The simplest link between indigenous history and colonial history is the mapping of the Brisbane River.   It had served as a boundary between the Jaggera and the Turrbal people and it had been shown to two lost convicts (Thomas Pamphlett and John Finnegan) whom John Oxley rescued in Moreton Bay in 1823.

Finnegan finally lead Oxley to the Brisbane River after leading him by mistake up the Pine River almost to Petrie.   Oxley returned to survey Red Cliffe as the Moreton Bay penal colony, but left Robert Hoddle to do this while he further explored the Brisbane River.   And just as well that he did, for Hoddle has left some quite detailed drawing of local kippa- and bora rings from 1824.

By 1825 the colony site had been changed to one on the Brisbane River, and Pilot John Gray came to buoy the Pumicestone Passage.   He reported a tribe of white men with bows and arrows on the Brisbane River near Fernvale, and Edmund Lockyer was sent to verify this in 1826.   When he failed to do so, he recorded the site of Fernvale on his map as Grey’s Mistake.   Lockyer did, however, find Mt. Brisbane.

The infamous Commandant Logan arrived in 1826 and discovered the Logan River and explored the Bremer River to Ipswich.   Two years later, Alan Cunningham found Cunningham’s Gap that would link the Darling Downs to the Moreton Bay port, and the following year he climbed Mt. Esk, cut across a distinctive loop in the Brisbane River he called Pedal Bight (near Wivenhoe), crossed Lockyer’s Plains (Cressbrook) and climbed Lister’s Peak 2 miles south east of Linville.

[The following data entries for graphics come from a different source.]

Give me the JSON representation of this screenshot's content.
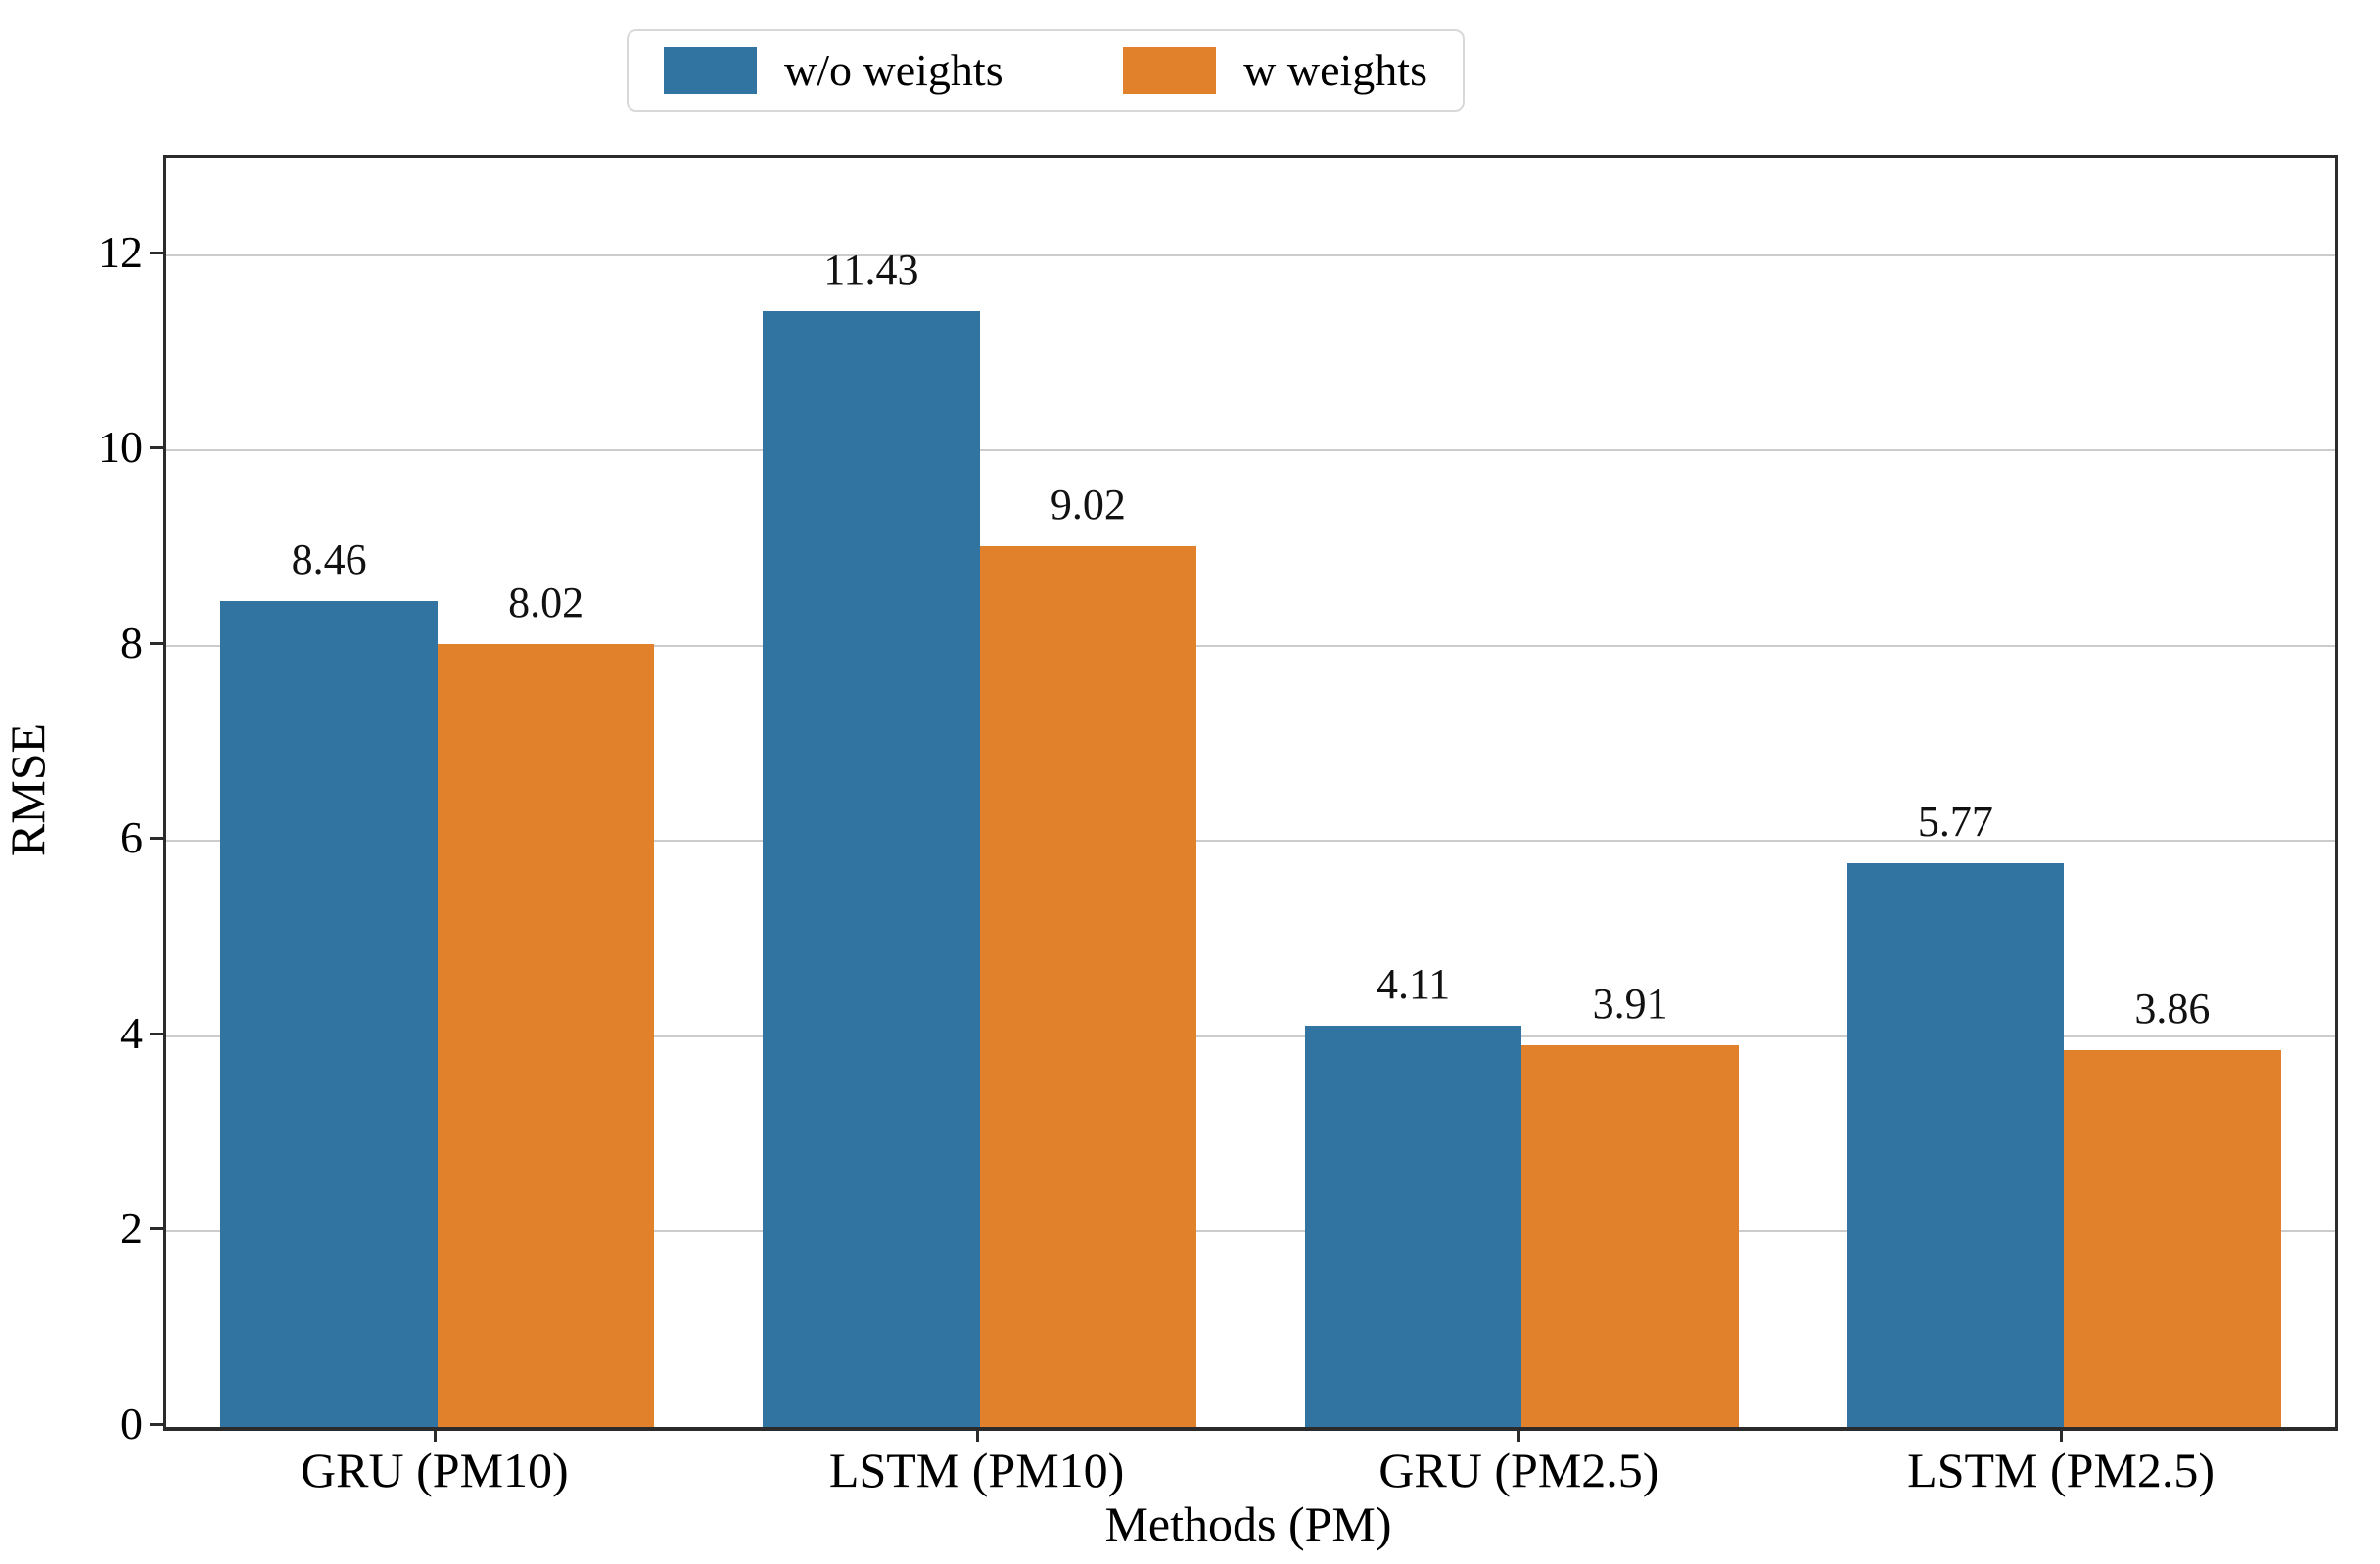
{
  "figure": {
    "background": "#ffffff",
    "text_color": "#000000",
    "spine_color": "#2b2b2b",
    "gridline_color": "#cccccc"
  },
  "chart_data": {
    "type": "bar",
    "title": "",
    "xlabel": "Methods (PM)",
    "ylabel": "RMSE",
    "categories": [
      "GRU (PM10)",
      "LSTM (PM10)",
      "GRU (PM2.5)",
      "LSTM (PM2.5)"
    ],
    "series": [
      {
        "name": "w/o weights",
        "color": "#3274A1",
        "values": [
          8.46,
          11.43,
          4.11,
          5.77
        ]
      },
      {
        "name": "w weights",
        "color": "#E1812C",
        "values": [
          8.02,
          9.02,
          3.91,
          3.86
        ]
      }
    ],
    "bar_value_labels": {
      "w/o weights": [
        "8.46",
        "11.43",
        "4.11",
        "5.77"
      ],
      "w weights": [
        "8.02",
        "9.02",
        "3.91",
        "3.86"
      ]
    },
    "ylim": [
      0,
      13
    ],
    "yticks": [
      0,
      2,
      4,
      6,
      8,
      10,
      12
    ],
    "grid": "horizontal-only",
    "legend_position": "top-center-outside-plot",
    "legend_entries": [
      "w/o weights",
      "w weights"
    ]
  }
}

On his last exploration in 1830, Patrick Logan (right)  travelled up the Brisbane River, explored part of the Stanley River and probably Kilcoy Creek as well.    He was killed on 17 October near the original site of Bellevue station on the ‘Pedal Bight’ and was not found until several days later.   Controversy still surrounds his death and his cruel and ruthless behavior is now legendary but he had contributed significantly to the knowledge of Moreton Bay during his watch. 

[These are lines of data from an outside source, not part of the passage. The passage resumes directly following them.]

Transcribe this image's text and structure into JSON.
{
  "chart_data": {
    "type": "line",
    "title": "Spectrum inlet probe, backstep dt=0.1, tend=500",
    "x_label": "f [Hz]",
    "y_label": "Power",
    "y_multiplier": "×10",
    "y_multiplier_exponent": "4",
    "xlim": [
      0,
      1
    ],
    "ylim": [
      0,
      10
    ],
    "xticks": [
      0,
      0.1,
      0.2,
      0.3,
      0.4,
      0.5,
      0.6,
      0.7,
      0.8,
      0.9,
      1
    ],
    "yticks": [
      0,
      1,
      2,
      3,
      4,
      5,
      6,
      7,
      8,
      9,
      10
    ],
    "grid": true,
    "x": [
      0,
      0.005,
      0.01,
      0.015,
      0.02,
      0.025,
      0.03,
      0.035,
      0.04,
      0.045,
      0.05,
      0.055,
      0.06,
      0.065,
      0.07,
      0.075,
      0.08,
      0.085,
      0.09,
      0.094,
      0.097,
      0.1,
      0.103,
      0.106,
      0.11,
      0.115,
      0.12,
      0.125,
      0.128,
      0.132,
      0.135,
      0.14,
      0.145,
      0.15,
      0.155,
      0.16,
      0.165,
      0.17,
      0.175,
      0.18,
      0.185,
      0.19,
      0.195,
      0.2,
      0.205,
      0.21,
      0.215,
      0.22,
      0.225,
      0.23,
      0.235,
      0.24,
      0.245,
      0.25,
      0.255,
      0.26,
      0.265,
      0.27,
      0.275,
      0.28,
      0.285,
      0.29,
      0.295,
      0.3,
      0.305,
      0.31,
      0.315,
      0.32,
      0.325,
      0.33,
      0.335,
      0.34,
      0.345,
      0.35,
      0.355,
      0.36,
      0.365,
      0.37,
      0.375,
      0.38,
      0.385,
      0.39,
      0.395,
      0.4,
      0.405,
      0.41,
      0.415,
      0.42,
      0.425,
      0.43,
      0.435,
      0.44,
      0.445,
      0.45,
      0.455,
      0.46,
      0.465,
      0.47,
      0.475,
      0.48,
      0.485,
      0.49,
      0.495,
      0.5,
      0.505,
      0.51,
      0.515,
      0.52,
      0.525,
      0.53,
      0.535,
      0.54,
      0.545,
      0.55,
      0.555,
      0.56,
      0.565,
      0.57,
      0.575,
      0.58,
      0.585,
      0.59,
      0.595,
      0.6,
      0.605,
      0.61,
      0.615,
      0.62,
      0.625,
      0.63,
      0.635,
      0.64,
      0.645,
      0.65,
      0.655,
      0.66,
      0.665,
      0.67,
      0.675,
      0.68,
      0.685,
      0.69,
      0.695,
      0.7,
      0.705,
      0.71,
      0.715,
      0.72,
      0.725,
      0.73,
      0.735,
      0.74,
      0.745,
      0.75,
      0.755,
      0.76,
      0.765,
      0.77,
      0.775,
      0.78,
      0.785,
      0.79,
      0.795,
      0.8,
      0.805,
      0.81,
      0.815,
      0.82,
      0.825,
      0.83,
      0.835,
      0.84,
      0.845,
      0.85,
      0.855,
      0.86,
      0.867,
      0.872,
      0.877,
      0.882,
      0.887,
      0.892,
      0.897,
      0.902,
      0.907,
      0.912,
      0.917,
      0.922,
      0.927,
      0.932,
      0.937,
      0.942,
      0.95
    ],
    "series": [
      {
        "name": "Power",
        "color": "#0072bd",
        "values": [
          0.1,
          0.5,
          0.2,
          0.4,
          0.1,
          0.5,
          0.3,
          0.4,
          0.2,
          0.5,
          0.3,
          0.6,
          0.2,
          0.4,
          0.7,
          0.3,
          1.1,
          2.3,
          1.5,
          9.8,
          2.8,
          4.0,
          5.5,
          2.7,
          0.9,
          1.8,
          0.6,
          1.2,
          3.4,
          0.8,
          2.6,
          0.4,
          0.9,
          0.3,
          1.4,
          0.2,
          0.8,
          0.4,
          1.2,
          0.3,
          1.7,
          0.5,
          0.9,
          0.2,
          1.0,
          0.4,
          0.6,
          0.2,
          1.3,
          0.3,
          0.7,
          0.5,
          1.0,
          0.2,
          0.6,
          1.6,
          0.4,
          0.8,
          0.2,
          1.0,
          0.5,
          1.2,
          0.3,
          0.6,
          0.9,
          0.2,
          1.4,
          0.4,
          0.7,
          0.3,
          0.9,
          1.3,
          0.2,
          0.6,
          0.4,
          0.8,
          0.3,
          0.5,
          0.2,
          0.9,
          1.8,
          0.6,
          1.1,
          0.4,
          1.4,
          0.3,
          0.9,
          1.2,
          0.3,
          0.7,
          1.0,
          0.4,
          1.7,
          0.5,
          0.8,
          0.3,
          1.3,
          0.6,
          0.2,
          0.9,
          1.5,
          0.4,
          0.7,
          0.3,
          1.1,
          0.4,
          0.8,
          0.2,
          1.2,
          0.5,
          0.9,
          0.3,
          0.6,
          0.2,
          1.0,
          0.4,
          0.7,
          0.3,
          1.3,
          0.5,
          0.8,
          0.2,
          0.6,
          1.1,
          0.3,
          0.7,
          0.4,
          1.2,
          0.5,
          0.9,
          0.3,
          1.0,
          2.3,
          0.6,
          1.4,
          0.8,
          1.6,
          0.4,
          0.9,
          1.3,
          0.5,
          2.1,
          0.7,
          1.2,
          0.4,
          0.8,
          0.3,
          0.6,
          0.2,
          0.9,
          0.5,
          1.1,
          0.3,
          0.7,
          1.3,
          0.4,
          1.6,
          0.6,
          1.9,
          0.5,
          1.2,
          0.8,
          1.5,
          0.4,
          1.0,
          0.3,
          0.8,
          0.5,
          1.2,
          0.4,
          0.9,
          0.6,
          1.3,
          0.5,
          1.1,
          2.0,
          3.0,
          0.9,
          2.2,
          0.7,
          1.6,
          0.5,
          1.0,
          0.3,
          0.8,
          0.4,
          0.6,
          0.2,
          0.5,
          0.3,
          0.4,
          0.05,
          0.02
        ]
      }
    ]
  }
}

The convict colony of Moreton Bay was closed in 1839 and surveyors were sent in to survey the district for settlement.   And a motley lot they were too!   James Warner immediately became shipwrecked surveying the coast line between Moreton Bay and the Richmond River.   Granville Stapylton, grandson of the fourth Viscount Chetwynd and a public drunkard, was killed along with his assistant by aboriginals while surveying in the Mt. Lindsay area of Beaudesert.  Robert Dixon was charged with inciting a mutiny and was suspended from duty in 1840.   He promptly used the data from the Surveyor General’s office and published under his own hand the first map of Moreton Bay available in England.   A later map (1846) by Dixon shows the pastoral developments already established and the ‘roads’ connecting them.

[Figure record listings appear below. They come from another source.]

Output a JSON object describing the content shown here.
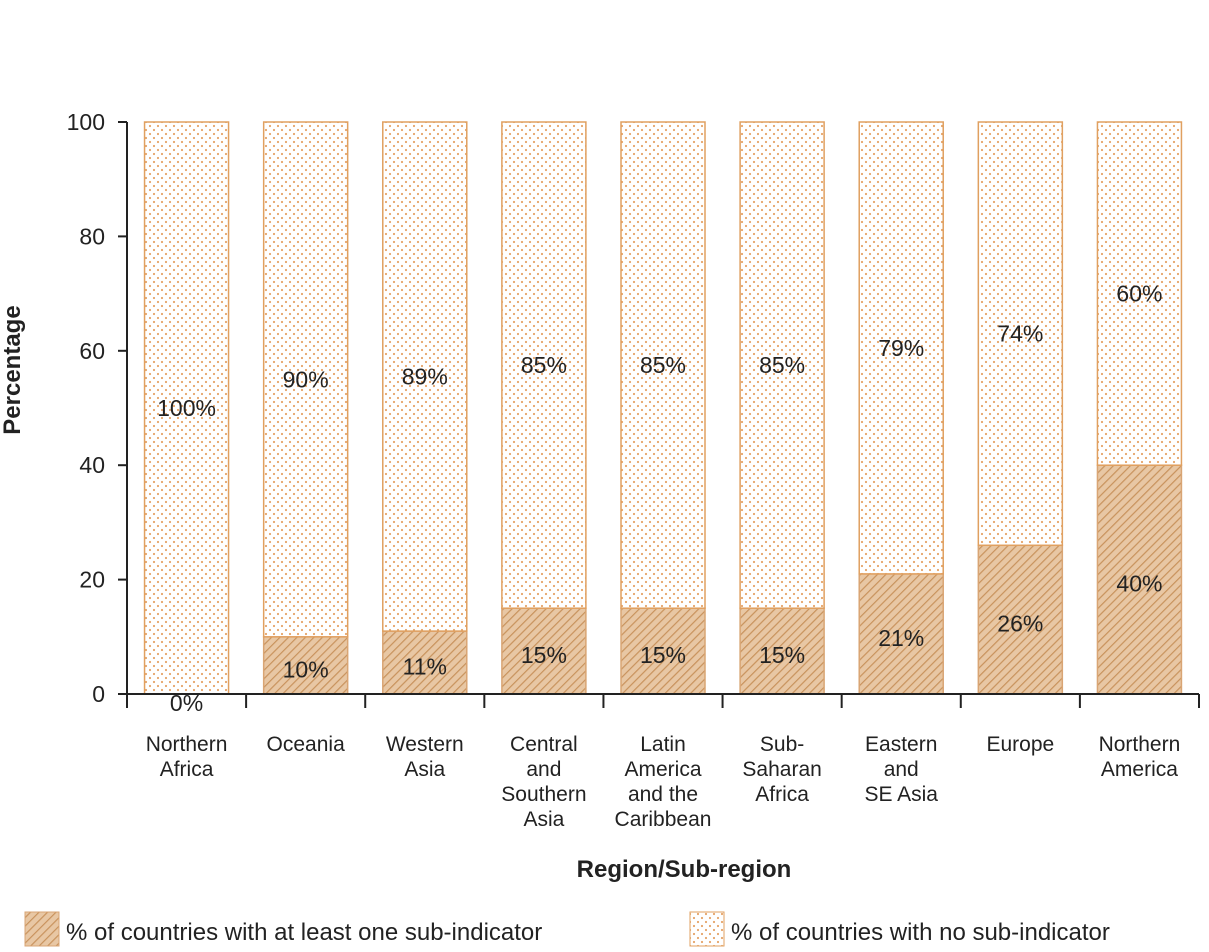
{
  "colors": {
    "at_least_one": "#d9a574",
    "no_indicator": "#e0a060",
    "axis": "#222222"
  },
  "chart_data": {
    "type": "bar",
    "stacked": true,
    "xlabel": "Region/Sub-region",
    "ylabel": "Percentage",
    "ylim": [
      0,
      100
    ],
    "yticks": [
      0,
      20,
      40,
      60,
      80,
      100
    ],
    "categories": [
      [
        "Northern",
        "Africa"
      ],
      [
        "Oceania"
      ],
      [
        "Western",
        "Asia"
      ],
      [
        "Central",
        "and",
        "Southern",
        "Asia"
      ],
      [
        "Latin",
        "America",
        "and the",
        "Caribbean"
      ],
      [
        "Sub-",
        "Saharan",
        "Africa"
      ],
      [
        "Eastern",
        "and",
        "SE Asia"
      ],
      [
        "Europe"
      ],
      [
        "Northern",
        "America"
      ]
    ],
    "series": [
      {
        "name": "% of countries with at least one sub-indicator",
        "values": [
          0,
          10,
          11,
          15,
          15,
          15,
          21,
          26,
          40
        ],
        "labels": [
          "0%",
          "10%",
          "11%",
          "15%",
          "15%",
          "15%",
          "21%",
          "26%",
          "40%"
        ]
      },
      {
        "name": "% of countries with no sub-indicator",
        "values": [
          100,
          90,
          89,
          85,
          85,
          85,
          79,
          74,
          60
        ],
        "labels": [
          "100%",
          "90%",
          "89%",
          "85%",
          "85%",
          "85%",
          "79%",
          "74%",
          "60%"
        ]
      }
    ],
    "legend_position": "bottom",
    "grid": false
  }
}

Before Lieutenant Owen Gorman left Moreton Bay he had found a more practicable Gap in the Range linking the Darling Downs with Ipswich and Brisbane, and it was through this Gorman’s Gap that the early settlers of the Brisbane Valley brought their stock.   They came down the Range, along Lockyer Creek past Grantham, Tent-Hill and Helidon selections to Tarampa and then north along the Brisbane River to their selections.   Initially they established Cressbrook (McConnels), Durundur (Archers), Kilcoy (MacKenzie), Mt. Brisbane (Bigges), then Colinton (Balfours) and Eskdale (Graham & Ivory), and later River Station (Ferriter & Uhr), Mt. Esk (Scotts) & Fairney Law (North).

Some, like the McConnels, settled well and stayed.  Others, like the Archers, moved on to explore further north and settle at Emu Creek, Cooyar, Eidsvold and Gracemere, discovering the Fitzroy River on which Rockhampton now stands in their travels.   Borthwick & Oliver, who had selected Buaraba in the Brisbane Valley also moved north to select Tarong and Nanango stations.   By 1847 Borthwick’s neighbours at Tarong on Barambah Creek were Ferritur & Uhr who had also left Wivenhoe (River Run) after John Uhr was killed there on Christmas day 1845.   Tarong’s manager was George Clapperton who had also worked on Nanango station, and later bought Tarong from Borthwick.   The Clapperton’s settled and Tarong, like Cressbrook, remains in the same family hands today.    Alexander & Gideon Scott sold Mt. Esk to the Bigge’s and Alexander Scott went north with his nephew Simon Scott to Taromeo.   The Scotts also remained for generations.